In the case of JPEG 2000, each subband uses a different quantization step size [4]. However, note that these values depend on the selected DWT filter.
Quantization noise is generated by the quantizer, producing different coding artifacts3, which are hardly perceived when the (area of the) encoded image is textured [8]. This effect can occur up to reach the ToND.
Another important aspect of our perception is its directionality, which leads the HVS to be more sensitive to distortions added to horizontal and vertical frequencies than to diagonal frequencies [5].
Finally, the rationale behind temporal masking is that the HVS sensitivity to coding artifacts is lower in areas with very high motion activity.
In video, modeling temporal masking is more challenging because the spatio-temporal sensitivity function of the HVS is not separable, i.e., it depends on both the spatial4 and temporal frequencies [5]. However, sources of distortion such as mosquito noise can be hardly perceived in video because this type of noise is temporally uncorrelated.

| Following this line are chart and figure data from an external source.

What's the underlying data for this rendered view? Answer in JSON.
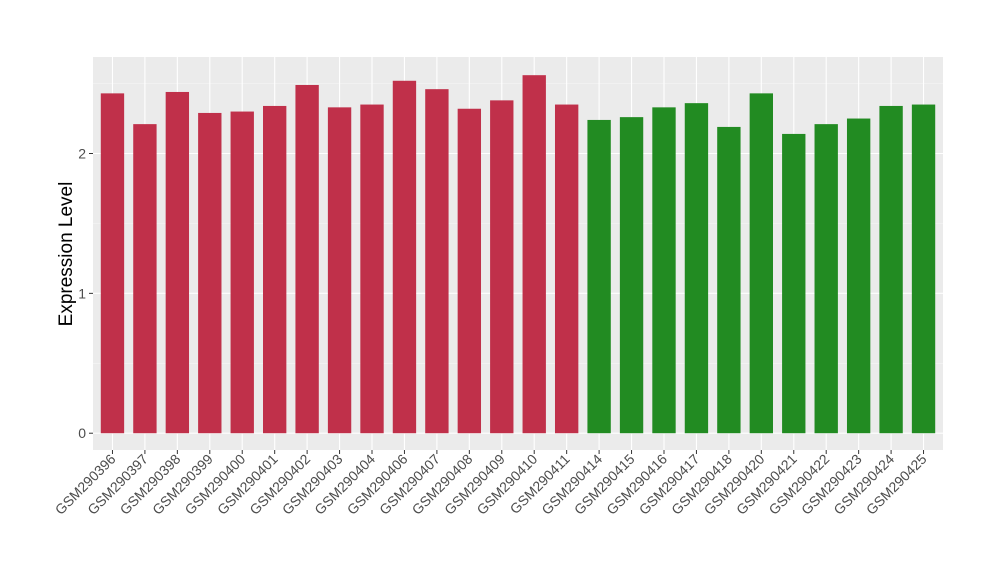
{
  "chart_data": {
    "type": "bar",
    "title": "",
    "xlabel": "",
    "ylabel": "Expression Level",
    "ylim": [
      -0.12,
      2.69
    ],
    "yticks": [
      0,
      1,
      2
    ],
    "grid": true,
    "legend": "none",
    "categories": [
      "GSM290396",
      "GSM290397",
      "GSM290398",
      "GSM290399",
      "GSM290400",
      "GSM290401",
      "GSM290402",
      "GSM290403",
      "GSM290404",
      "GSM290406",
      "GSM290407",
      "GSM290408",
      "GSM290409",
      "GSM290410",
      "GSM290411",
      "GSM290414",
      "GSM290415",
      "GSM290416",
      "GSM290417",
      "GSM290418",
      "GSM290420",
      "GSM290421",
      "GSM290422",
      "GSM290423",
      "GSM290424",
      "GSM290425"
    ],
    "values": [
      2.43,
      2.21,
      2.44,
      2.29,
      2.3,
      2.34,
      2.49,
      2.33,
      2.35,
      2.52,
      2.46,
      2.32,
      2.38,
      2.56,
      2.35,
      2.24,
      2.26,
      2.33,
      2.36,
      2.19,
      2.43,
      2.14,
      2.21,
      2.25,
      2.34,
      2.35
    ],
    "groups": [
      "a",
      "a",
      "a",
      "a",
      "a",
      "a",
      "a",
      "a",
      "a",
      "a",
      "a",
      "a",
      "a",
      "a",
      "a",
      "b",
      "b",
      "b",
      "b",
      "b",
      "b",
      "b",
      "b",
      "b",
      "b",
      "b"
    ],
    "colors": {
      "a": "#C0304A",
      "b": "#228B22"
    }
  }
}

Loop filters are used in motion-compensated video codecs to improve visual quality (and also the encoding RD performance). For example, H.264/AVC uses (usually directional5) deblocking filters in the encoding loop to smooth the transitions between the blocks, when the boundaries between them become perceptible. Loop filters improve significantly the perceived quality of the video in “flat” areas, where the blocking can be more easely appreciated.

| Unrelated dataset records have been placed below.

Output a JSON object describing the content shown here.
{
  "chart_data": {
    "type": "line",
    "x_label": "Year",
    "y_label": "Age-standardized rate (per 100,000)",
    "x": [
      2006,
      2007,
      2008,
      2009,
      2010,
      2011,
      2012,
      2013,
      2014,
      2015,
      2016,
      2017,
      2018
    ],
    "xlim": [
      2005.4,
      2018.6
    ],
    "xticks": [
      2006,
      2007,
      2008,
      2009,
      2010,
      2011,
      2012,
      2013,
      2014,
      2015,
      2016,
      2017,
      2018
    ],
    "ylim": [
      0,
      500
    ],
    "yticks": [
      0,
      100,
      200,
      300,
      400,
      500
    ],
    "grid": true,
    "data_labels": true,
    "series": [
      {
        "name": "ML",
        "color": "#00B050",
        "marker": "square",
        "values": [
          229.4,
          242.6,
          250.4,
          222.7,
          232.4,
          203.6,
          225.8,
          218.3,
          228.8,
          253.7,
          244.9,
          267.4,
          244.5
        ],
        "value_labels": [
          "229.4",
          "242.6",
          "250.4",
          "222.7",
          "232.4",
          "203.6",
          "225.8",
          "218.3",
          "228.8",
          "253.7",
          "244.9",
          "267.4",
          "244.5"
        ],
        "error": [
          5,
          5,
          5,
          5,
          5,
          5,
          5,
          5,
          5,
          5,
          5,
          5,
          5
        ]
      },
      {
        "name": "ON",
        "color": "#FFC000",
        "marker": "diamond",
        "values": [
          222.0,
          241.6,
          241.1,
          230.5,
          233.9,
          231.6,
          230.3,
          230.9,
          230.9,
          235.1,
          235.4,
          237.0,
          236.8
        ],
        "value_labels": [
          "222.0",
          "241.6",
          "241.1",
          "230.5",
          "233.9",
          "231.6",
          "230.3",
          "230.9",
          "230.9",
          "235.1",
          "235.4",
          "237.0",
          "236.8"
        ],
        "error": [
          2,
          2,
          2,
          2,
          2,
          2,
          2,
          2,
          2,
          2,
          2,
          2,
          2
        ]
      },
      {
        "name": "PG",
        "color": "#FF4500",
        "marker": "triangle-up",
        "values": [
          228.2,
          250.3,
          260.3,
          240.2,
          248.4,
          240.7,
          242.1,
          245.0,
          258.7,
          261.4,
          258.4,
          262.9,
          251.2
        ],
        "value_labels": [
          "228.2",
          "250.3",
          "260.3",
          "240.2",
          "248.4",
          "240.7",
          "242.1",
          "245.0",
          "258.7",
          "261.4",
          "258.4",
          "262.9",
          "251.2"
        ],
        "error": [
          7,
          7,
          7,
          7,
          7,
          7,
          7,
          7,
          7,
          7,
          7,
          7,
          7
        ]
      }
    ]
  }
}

The HVS can perceive only a finite number of different intensities (luma). This number depends on the dynamic range of the pixels, but, in general, we are unable to distinguish more than 64 intensity values [3].
Humans do not perceive (spatial) detail in chrominance as well as in luminance [1]. For this reason, the croma can be downsampled to 1/4 of the original sampling rate without noticeable distortion. This feature is used in most of lossy image and video encoding algoritms.

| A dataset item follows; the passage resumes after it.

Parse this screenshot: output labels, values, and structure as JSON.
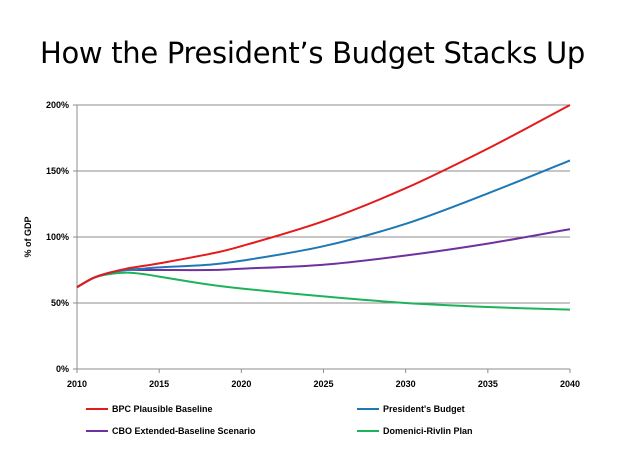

[1] W. Burger and M.J. Burge. Digital Image Processing: An Algorithmic Introduction Using Java. Springer, 2016.
[2] FERDA Ernawan and SITI HADIATI Nugraini. The optimal quantization matrices for JPEG image compression from psychovisual threshold. Journal of Theoretical and Applied Information Technology, 70(3):566–572, 2014.
[3] V. González-Ruiz. Visual Redundancy.
[4] Feng Liu, Eze Ahanonu, Michael W Marcellin, Yuzhang Lin, Amit Ashok, and Ali Bilgin. Visibility of quantization errors in reversible JPEG2000. Signal Processing: Image Communication, 84:115812, 2020.
[5] M. Naccari and M. Mrak. Perceptually optimized video compression. In Academic Press Library in Signal Processing, volume 5, pages 155–196. Elsevier, 2014.
[6] G.J. Sullivan and T. Wiegand. Rate-distortion optimization for video compression. IEEE signal processing magazine, 15(6):74–90, 1998.
[7] Z. Wang, A.C. Bovik, H.R Sheikh, and E.P. Simoncelli. Image quality assessment: from error visibility to structural similarity. IEEE transactions on image processing, 13(4):600–612, 2004.
[8] H.R. Wu and K.R. Rao. Digital video image quality and perceptual coding. CRC press, 2017.